I agree that listening is vital in any relationship but so is communication of what the expectations are. Some people do a good job of communicating what expectations are while others don't so you have to ask... how can any one perform or hope to reach a standard without first knowing what that is?

So I believe improving communication and listening skills helps one get to the place that you are asking about.




Posted by Tamara, 2/8/2007 3:51:07 PM

I wanna hear about the psychopaths!

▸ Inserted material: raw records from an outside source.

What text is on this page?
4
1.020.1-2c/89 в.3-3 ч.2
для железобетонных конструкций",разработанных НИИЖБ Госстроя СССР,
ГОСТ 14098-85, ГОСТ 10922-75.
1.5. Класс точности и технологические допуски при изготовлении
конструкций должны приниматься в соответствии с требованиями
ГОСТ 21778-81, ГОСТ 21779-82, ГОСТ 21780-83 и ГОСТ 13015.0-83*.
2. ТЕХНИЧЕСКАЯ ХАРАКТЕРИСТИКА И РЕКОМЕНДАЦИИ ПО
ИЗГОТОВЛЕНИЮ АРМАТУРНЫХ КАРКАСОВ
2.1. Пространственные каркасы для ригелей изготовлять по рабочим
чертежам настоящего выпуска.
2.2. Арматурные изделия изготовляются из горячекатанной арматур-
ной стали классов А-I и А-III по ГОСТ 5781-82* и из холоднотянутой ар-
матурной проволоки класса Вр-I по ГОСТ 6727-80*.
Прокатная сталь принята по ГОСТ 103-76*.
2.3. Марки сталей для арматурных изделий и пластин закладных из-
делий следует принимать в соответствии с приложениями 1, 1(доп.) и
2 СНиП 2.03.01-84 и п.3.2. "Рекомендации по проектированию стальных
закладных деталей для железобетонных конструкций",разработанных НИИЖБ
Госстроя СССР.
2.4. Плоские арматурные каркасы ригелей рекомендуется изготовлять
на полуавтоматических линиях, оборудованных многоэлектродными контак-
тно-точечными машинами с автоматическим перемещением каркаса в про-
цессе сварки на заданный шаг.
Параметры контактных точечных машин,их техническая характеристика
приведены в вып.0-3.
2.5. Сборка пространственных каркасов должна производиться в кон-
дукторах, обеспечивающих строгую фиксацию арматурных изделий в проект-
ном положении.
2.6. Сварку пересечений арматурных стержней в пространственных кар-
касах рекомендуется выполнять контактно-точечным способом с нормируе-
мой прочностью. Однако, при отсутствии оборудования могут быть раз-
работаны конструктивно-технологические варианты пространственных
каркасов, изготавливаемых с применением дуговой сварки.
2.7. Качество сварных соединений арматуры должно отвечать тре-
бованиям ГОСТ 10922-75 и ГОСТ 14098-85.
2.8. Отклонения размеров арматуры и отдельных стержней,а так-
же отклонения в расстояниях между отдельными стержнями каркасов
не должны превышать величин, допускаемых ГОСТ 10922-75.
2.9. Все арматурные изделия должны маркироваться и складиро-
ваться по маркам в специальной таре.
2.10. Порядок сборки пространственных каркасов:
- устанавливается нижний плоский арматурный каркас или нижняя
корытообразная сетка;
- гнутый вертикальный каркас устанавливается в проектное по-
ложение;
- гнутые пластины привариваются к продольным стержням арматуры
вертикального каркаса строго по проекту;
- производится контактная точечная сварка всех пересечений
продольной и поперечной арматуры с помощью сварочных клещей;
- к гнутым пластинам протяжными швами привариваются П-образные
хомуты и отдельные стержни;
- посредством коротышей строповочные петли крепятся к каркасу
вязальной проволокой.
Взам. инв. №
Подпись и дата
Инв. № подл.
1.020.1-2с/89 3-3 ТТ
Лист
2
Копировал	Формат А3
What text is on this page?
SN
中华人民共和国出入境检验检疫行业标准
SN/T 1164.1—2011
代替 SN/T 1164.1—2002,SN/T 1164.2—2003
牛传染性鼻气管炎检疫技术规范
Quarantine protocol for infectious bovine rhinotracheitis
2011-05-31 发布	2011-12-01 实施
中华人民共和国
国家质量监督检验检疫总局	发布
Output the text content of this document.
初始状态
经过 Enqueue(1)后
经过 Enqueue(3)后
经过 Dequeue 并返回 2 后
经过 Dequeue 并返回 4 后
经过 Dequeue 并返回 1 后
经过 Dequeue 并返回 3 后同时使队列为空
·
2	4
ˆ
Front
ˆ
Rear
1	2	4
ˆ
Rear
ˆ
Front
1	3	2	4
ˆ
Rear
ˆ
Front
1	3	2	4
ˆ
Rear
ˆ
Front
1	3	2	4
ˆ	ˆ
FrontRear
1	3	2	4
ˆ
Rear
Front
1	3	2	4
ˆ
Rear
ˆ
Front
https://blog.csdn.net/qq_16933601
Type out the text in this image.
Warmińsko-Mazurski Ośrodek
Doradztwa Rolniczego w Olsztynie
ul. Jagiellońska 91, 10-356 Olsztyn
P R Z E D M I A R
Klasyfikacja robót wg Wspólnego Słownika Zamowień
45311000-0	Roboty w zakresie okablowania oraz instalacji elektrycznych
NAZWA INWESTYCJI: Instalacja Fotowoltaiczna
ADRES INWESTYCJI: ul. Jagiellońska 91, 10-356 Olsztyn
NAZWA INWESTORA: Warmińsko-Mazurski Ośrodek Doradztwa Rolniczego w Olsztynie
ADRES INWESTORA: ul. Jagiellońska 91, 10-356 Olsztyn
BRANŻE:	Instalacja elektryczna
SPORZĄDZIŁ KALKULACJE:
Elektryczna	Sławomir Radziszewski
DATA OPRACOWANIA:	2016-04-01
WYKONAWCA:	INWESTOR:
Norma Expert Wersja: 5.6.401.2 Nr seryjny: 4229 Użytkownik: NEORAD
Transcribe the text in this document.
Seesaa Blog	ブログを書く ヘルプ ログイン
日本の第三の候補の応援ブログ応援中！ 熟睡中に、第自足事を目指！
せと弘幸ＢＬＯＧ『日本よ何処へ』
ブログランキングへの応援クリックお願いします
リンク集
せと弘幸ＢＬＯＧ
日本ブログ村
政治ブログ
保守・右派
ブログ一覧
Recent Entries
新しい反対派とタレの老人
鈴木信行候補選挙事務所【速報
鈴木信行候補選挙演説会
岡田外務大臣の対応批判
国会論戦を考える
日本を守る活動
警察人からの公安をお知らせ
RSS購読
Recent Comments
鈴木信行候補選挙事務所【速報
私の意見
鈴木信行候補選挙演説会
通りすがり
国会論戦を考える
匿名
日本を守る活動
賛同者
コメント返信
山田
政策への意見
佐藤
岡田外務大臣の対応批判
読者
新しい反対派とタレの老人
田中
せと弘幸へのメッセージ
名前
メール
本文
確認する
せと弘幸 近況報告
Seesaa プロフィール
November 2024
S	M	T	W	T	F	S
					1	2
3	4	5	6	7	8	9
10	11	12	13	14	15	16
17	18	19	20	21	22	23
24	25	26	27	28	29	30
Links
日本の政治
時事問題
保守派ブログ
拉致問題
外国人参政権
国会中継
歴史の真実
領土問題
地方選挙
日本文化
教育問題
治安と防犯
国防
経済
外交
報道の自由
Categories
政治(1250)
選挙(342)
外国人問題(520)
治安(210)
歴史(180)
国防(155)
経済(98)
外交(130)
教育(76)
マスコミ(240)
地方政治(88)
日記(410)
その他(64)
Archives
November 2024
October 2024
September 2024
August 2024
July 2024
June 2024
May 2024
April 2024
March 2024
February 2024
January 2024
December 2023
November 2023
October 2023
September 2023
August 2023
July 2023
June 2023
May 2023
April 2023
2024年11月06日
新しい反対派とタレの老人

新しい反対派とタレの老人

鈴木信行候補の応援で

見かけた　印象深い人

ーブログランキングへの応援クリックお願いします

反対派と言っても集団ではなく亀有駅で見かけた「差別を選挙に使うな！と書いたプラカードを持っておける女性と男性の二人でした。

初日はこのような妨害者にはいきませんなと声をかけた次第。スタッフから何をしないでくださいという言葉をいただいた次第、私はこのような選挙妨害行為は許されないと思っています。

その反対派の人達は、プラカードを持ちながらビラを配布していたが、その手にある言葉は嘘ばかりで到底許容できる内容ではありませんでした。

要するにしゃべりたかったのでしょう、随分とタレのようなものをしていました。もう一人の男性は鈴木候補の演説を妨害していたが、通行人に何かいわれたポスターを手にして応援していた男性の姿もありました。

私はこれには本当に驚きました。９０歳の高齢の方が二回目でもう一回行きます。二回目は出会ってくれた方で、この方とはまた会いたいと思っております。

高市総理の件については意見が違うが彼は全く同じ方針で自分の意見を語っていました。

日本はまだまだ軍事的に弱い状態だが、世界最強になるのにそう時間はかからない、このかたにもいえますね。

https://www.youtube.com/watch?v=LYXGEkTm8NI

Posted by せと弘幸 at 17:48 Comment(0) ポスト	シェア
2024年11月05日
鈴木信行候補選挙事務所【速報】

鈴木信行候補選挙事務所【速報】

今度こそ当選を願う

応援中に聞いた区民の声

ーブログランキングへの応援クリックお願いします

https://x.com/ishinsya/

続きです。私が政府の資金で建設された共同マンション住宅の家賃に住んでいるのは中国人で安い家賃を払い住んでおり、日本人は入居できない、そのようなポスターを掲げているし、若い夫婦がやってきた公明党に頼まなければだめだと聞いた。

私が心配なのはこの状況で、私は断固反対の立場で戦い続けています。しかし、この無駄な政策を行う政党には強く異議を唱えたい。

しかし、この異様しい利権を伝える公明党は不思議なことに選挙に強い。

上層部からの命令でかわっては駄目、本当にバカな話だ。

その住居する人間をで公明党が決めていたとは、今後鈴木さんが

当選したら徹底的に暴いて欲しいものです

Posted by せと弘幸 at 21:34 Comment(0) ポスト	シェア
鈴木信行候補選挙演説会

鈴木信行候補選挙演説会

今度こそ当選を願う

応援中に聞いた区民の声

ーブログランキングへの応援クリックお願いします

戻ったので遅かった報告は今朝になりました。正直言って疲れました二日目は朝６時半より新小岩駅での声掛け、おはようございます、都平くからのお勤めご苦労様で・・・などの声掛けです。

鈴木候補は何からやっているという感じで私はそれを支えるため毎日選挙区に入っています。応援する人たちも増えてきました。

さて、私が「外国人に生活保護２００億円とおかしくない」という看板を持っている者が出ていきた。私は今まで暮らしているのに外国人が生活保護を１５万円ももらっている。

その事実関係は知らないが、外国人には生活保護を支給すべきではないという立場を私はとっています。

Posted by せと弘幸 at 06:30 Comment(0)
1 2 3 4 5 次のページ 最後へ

Seriously, in my experience, the only people who don't want to do a good job are the ones who are in a job that doesn't fit them.

One thing that I think people forget about, though, is just creating an atmosphere that is comfortable enough to talk about needs and expectations...granted, I work for a non-profit human services agency, but even in the touchy feely atmosphere, there are certain people who create an atmosphere of poor communication. In fact, it may even happen more in a more touchy feely dog eat dog business, one might fear punishment for constructive human services we're all just afraid of hurting each other's feelings by being honest. (Not me, though. Screw 'em if they can't take a joke. :->)

It all sounds so easy...just talking and listening. Hardest damn thing in the world...



Posted by Bella, 2/8/2007 8:04:21 PM

Aw can't a psychopath get some love? We can be quite productive and this personality is excellent for combating the effects of "administratium." Call it a natural defense one develops working for a large company.

For me, a good manager listens, acts as an umbrella when some of the BS rains down from above, backs you when you take an idea forward (even when not popular), doesn't micromanage, and gives you the tools to do your job effectively.



Posted by Pale Rider, 2/9/2007 12:04:12 PM

I have to agree that some see communication as a hard thing to do. For some it is a natural thing to do.

What I personally find hard is working with people that are insecure with themselves and thusly make it difficult to work with them, whether that is in the home environment or the work place.

What I find elating is when presented with this situation and being able to help someone open up and learn to be secure with who they are and confident to put their voice behind that.
For me, family and team members know that I am open to hearing what they have to say and doing what I can to make things better, more productive and partner better with them.

From a family stand point, I was raised in a secure loving environment that always allowed me and my sisters to be who we were and see the example of our parents that allowed us to be better. That was a great way to learn and grow and give me the foundation for how I work with others today.

Easy... not for all unfortunately, but a trait that is worthy of learning... absolutely.



Posted by Tamara, 2/9/2007 2:37:33 PM

Just to clarify my post above....

I in no way think I have this communication thing nailed. I think I am always aware of trying to be the best I can. I do, however, miss the mark and fall short.

I constantly try to improve and that I hope comes through.